In a déjà vu flashback to the U.S. quagmire in Vietnam, Bravo Company had to contend with elusive Taliban guerrillas nearly impossible to pin down, nerve-racking daily threats from roadside bombs, as well as indifferent and suspicious, if not outright hostile, villagers. But what really lit the fuse in the squad was the entrance of Sgt. Calvin Gibbs, a burly Iraq veteran who was, by most accounts, a Rambo-esque psycho. In only one of Gibbs’ kick-ass pathologies, his idea of R&R was fashioning a ghastly bone necklace made from the fingers of enemy dead.

You don’t need to be a military (or movie) historian to flashback to Oliver Stone’s 1986 Oscar-winning Vietnam War film Platoon, in which  young Army recruit Charlie Sheen is divided in his loyalties to his two sergeants—a ruthless Tom Berenger and the altruistic, Christ-like Willem Dafoe. But in Krauss’ grimly un-Hollywood war story, there was no casting call for Gibbs’ counterpart. Bravo Company’s soul was lost to the sergeant’s savage scheme and conspiracy to rack up kills, even if it meant planting evidence (using “drop weapons”) on innocent civilians, and then claiming self-defense.

A classic sociopathic bully, Gibbs uniformly cowed his squad into going along and falling in place with his savage schemes. Most got a rush out of the blood lust, especially back at the base, where they were greeted as “heroes” and "made men." But at least one soldier initially disobeyed orders and couldn’t stomach the Kool-Aid. That was SPC Winfield, who in early 2010 began e-mailing his father in distress, pleading, “I want to do something about it.”

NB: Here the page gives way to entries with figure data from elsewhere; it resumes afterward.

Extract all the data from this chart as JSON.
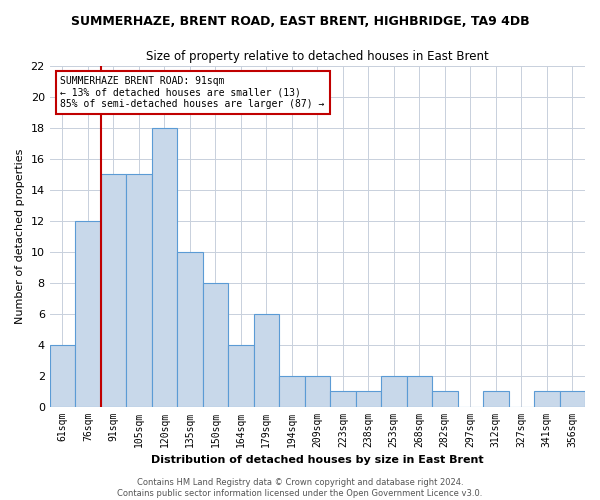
{
  "title": "SUMMERHAZE, BRENT ROAD, EAST BRENT, HIGHBRIDGE, TA9 4DB",
  "subtitle": "Size of property relative to detached houses in East Brent",
  "xlabel": "Distribution of detached houses by size in East Brent",
  "ylabel": "Number of detached properties",
  "bar_labels": [
    "61sqm",
    "76sqm",
    "91sqm",
    "105sqm",
    "120sqm",
    "135sqm",
    "150sqm",
    "164sqm",
    "179sqm",
    "194sqm",
    "209sqm",
    "223sqm",
    "238sqm",
    "253sqm",
    "268sqm",
    "282sqm",
    "297sqm",
    "312sqm",
    "327sqm",
    "341sqm",
    "356sqm"
  ],
  "bar_values": [
    4,
    12,
    15,
    15,
    18,
    10,
    8,
    4,
    6,
    2,
    2,
    1,
    1,
    2,
    2,
    1,
    0,
    1,
    0,
    1,
    1
  ],
  "bar_color": "#c8d8ea",
  "bar_edge_color": "#5b9bd5",
  "ylim": [
    0,
    22
  ],
  "yticks": [
    0,
    2,
    4,
    6,
    8,
    10,
    12,
    14,
    16,
    18,
    20,
    22
  ],
  "property_line_color": "#c00000",
  "property_line_index": 1.5,
  "annotation_line1": "SUMMERHAZE BRENT ROAD: 91sqm",
  "annotation_line2": "← 13% of detached houses are smaller (13)",
  "annotation_line3": "85% of semi-detached houses are larger (87) →",
  "annotation_box_color": "#ffffff",
  "annotation_box_edge": "#c00000",
  "footer_text": "Contains HM Land Registry data © Crown copyright and database right 2024.\nContains public sector information licensed under the Open Government Licence v3.0.",
  "bg_color": "#ffffff",
  "grid_color": "#c8d0dc"
}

The rest of Winfield’s nightmare war story is a long gray line of military screw-ups, treachery and scapegoating. Of all the images in The Kill Team, perhaps none is as tragic or ironic as that of the manacled Winfield in his camouflage fatigues, ruefully telling his account to Krauss’ camera. There are other voices equally as expressive—like that of Morlock, serving a 24-year sentence—but Winfield commands attention, if only because he sounds so earnest, even heartbreaking.

In the interminable war on terrorism filled with such blowback disasters as Abu Ghraib, “enhanced interrogation,” and the Iraq invasion in toto, how can the U.S. government even think about winning the hearts and minds of the Afghan people when it can’t even win those of its own soldiers?